Personal information
- Native name: Տիգրան Գ. Մարտիրոսյան
- Born: Tigran Vardan Martirosyan 3 March 1983 (age 43) Leninakan, Armenian SSR
- Height: 175 cm (5 ft 9 in)

Sport
- Sport: Weightlifting

Medal record
Representing Armenia
Men's Weightlifting
Olympic Games
| Silver medal – second place | 2008 Beijing | -85 kg |
World Championships
| Bronze medal – third place | 2006 Santo Domingo | -85 kg |
European Championships
| Gold medal – first place | 2008 Lignano Sabbiadoro | -85 kg |

= Tigran Vardan Martirosyan =

Armenian weightlifter

Tigran Vardan Martirosyan (Տիգրան Գ. Մարտիրոսյան, born 3 March 1983 in Leninakan, Armenian SSR) is an Armenian weightlifter. He is 175 cm tall. Martirosyan was awarded the Honored Master of Sports of Armenia title in 2009.

==Biography==
Tigran Martirosyan began weight training in 1995 under the guidance of Vahan Bichakhchyan. Martirosyan became a three-time consecutive European Champion during his youth career in 1997, 1998 and 1999. He began performing in adult competitions in the light heavyweight division (82.5 kg) after 2003.

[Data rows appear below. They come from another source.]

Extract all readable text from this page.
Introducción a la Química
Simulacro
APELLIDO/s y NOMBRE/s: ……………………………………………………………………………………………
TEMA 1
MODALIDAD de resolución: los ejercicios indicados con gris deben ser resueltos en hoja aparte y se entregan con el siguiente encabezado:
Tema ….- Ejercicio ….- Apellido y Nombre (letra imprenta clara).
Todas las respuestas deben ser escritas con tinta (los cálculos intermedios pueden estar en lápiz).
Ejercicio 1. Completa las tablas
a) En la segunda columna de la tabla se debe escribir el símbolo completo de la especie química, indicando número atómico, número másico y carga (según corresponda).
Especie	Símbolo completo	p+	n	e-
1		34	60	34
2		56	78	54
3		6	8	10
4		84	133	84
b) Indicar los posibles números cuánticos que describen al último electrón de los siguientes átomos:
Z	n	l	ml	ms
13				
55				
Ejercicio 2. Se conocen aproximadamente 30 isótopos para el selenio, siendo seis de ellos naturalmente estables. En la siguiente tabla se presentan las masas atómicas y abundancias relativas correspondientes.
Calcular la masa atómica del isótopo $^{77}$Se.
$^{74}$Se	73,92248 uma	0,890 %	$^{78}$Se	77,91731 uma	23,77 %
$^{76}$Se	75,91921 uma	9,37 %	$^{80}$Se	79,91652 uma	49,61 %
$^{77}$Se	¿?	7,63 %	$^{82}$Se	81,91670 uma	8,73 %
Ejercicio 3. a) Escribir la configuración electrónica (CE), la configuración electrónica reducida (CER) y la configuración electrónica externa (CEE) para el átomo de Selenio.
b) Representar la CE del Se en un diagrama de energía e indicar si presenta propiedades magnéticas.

Martirosyan competed at the 2004 Summer Olympics in Athens and came in seventh place with a total of 367.5 kg.

Martirosyan won a bronze medal at the 2006 World Weightlifting Championships in Santo Domingo, finishing behind Andrei Rybakou and Aslambek Ediev. He snatched 172 kg and jerked an additional 198 kg for a total of 370 kg, 13 kg behind winner Rybakou.

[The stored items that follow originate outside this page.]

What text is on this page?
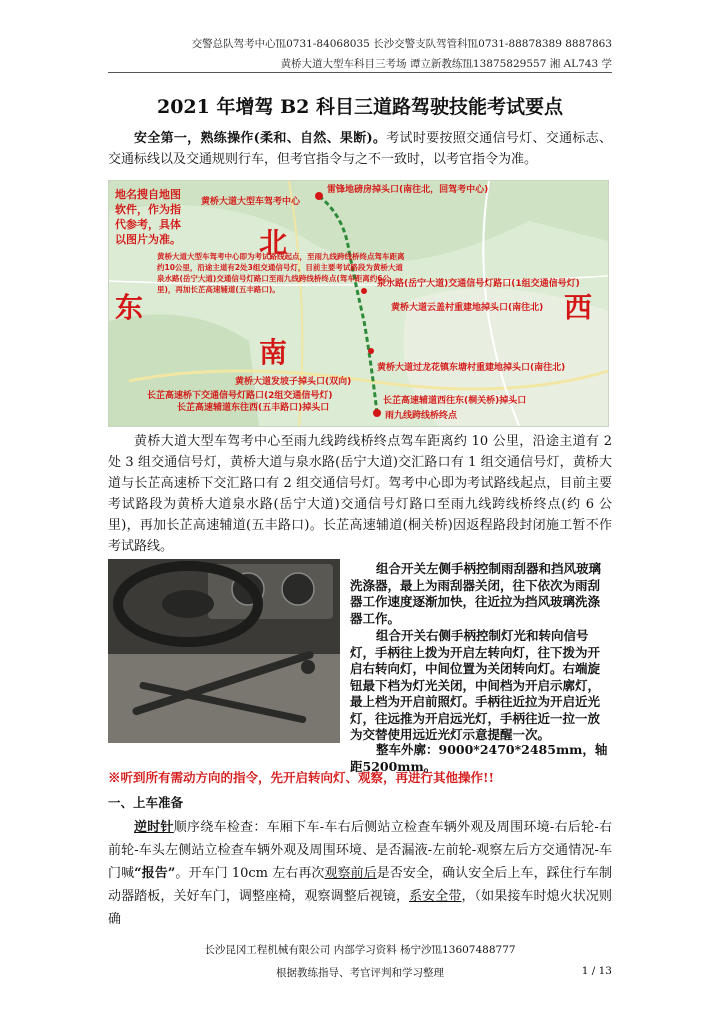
交警总队驾考中心℡0731-84068035 长沙交警支队驾管科℡0731-88878389 8887863
黄桥大道大型车科目三考场 谭立新教练℡13875829557 湘 AL743 学
2021 年增驾 B2 科目三道路驾驶技能考试要点
安全第一，熟练操作(柔和、自然、果断)。考试时要按照交通信号灯、交通标志、交通标线以及交通规则行车，但考官指令与之不一致时，以考官指令为准。
地名搜自地图软件，作为指代参考，具体以图片为准。	北
南
东	西
黄桥大道大型车驾考中心
雷锋地磅房掉头口(南往北，回驾考中心)
泉水路(岳宁大道)交通信号灯路口(1组交通信号灯)
黄桥大道云盖村重建地掉头口(南往北)
黄桥大道发坡子掉头口(双向)
黄桥大道过龙花镇东塘村重建地掉头口(南往北)
长芷高速桥下交通信号灯路口(2组交通信号灯)
长芷高速辅道东往西(五丰路口)掉头口
长芷高速辅道西往东(桐关桥)掉头口
雨九线跨线桥终点
黄桥大道大型车驾考中心即为考试路线起点，至雨九线跨线桥终点驾车距离约10公里，沿途主道有2处3组交通信号灯，目前主要考试路段为黄桥大道泉水路(岳宁大道)交通信号灯路口至雨九线跨线桥终点(驾车距离约6公里)，再加长芷高速辅道(五丰路口)。
黄桥大道大型车驾考中心至雨九线跨线桥终点驾车距离约 10 公里，沿途主道有 2 处 3 组交通信号灯，黄桥大道与泉水路(岳宁大道)交汇路口有 1 组交通信号灯，黄桥大道与长芷高速桥下交汇路口有 2 组交通信号灯。驾考中心即为考试路线起点，目前主要考试路段为黄桥大道泉水路(岳宁大道)交通信号灯路口至雨九线跨线桥终点(约 6 公里)，再加长芷高速辅道(五丰路口)。长芷高速辅道(桐关桥)因返程路段封闭施工暂不作考试路线。
组合开关左侧手柄控制雨刮器和挡风玻璃洗涤器，最上为雨刮器关闭，往下依次为雨刮器工作速度逐渐加快，往近拉为挡风玻璃洗涤器工作。
组合开关右侧手柄控制灯光和转向信号灯，手柄往上拨为开启左转向灯，往下拨为开启右转向灯，中间位置为关闭转向灯。右端旋钮最下档为灯光关闭，中间档为开启示廓灯，最上档为开启前照灯。手柄往近拉为开启近光灯，往远推为开启远光灯，手柄往近一拉一放为交替使用远近光灯示意提醒一次。
整车外廓：9000*2470*2485mm，轴距5200mm。
※听到所有需动方向的指令，先开启转向灯、观察，再进行其他操作!!
一、上车准备
逆时针顺序绕车检查：车厢下车-车右后侧站立检查车辆外观及周围环境-右后轮-右前轮-车头左侧站立检查车辆外观及周围环境、是否漏液-左前轮-观察左后方交通情况-车门喊“报告”。开车门 10cm 左右再次观察前后是否安全，确认安全后上车，踩住行车制动器踏板，关好车门，调整座椅，观察调整后视镜，系安全带，（如果接车时熄火状况则确
长沙昆冈工程机械有限公司 内部学习资料 杨宁沙℡13607488777
根据教练指导、考官评判和学习整理	1 / 13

Before the 2007 European Weightlifting Championships in Strasbourg, Martirosyan received a serious injury that would not only not allow him to partake at this event, but also to prepare for the 2007 World Weightlifting Championships in Chiang Mai, where he was only able to come in tenth place.

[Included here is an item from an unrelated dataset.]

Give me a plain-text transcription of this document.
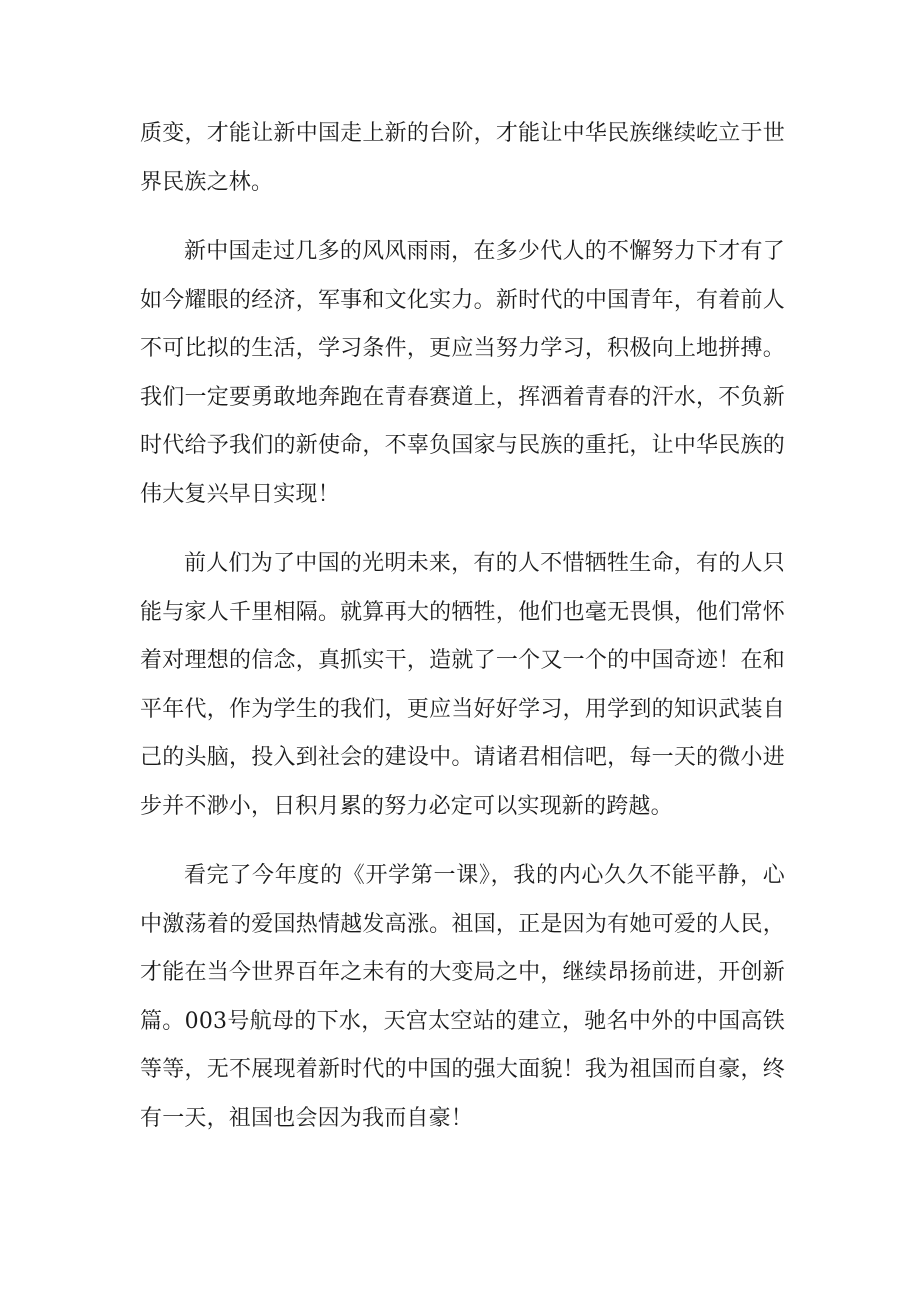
质变，才能让新中国走上新的台阶，才能让中华民族继续屹立于世界民族之林。

新中国走过几多的风风雨雨，在多少代人的不懈努力下才有了如今耀眼的经济，军事和文化实力。新时代的中国青年，有着前人不可比拟的生活，学习条件，更应当努力学习，积极向上地拼搏。我们一定要勇敢地奔跑在青春赛道上，挥洒着青春的汗水，不负新时代给予我们的新使命，不辜负国家与民族的重托，让中华民族的伟大复兴早日实现！

前人们为了中国的光明未来，有的人不惜牺牲生命，有的人只能与家人千里相隔。就算再大的牺牲，他们也毫无畏惧，他们常怀着对理想的信念，真抓实干，造就了一个又一个的中国奇迹！在和平年代，作为学生的我们，更应当好好学习，用学到的知识武装自己的头脑，投入到社会的建设中。请诸君相信吧，每一天的微小进步并不渺小，日积月累的努力必定可以实现新的跨越。

看完了今年度的《开学第一课》，我的内心久久不能平静，心中激荡着的爱国热情越发高涨。祖国，正是因为有她可爱的人民，才能在当今世界百年之未有的大变局之中，继续昂扬前进，开创新篇。003号航母的下水，天宫太空站的建立，驰名中外的中国高铁等等，无不展现着新时代的中国的强大面貌！我为祖国而自豪，终有一天，祖国也会因为我而自豪！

The following year, Martirosyan won a gold medal at the 2008 European Weightlifting Championships in Lignano. He dedicated his victory to fellow Armenian weightlifter and later weightlifting coach Khachatur Kyapanaktsyan, who died in a car crash a few months earlier.

Martirosyan returned to the Olympics at the 2008 Summer Olympics in Beijing. He lifted 177 kg in the snatch, 203 kg in the clean & jerk and 380 kg in the total. He won an Olympic silver medal. Martirosyan came behind Lu Yong, who each totaled the current world record of 394 kg.

Martirosyan won a silver medal in the snatch at the 2009 World Weightlifting Championships in Goyang, but had to withdraw from the competition afterward due to a back pain.

Following an unsuccessful performance at the 2010 World Weightlifting Championships, Martirosyan left the Armenian national weightlifting team.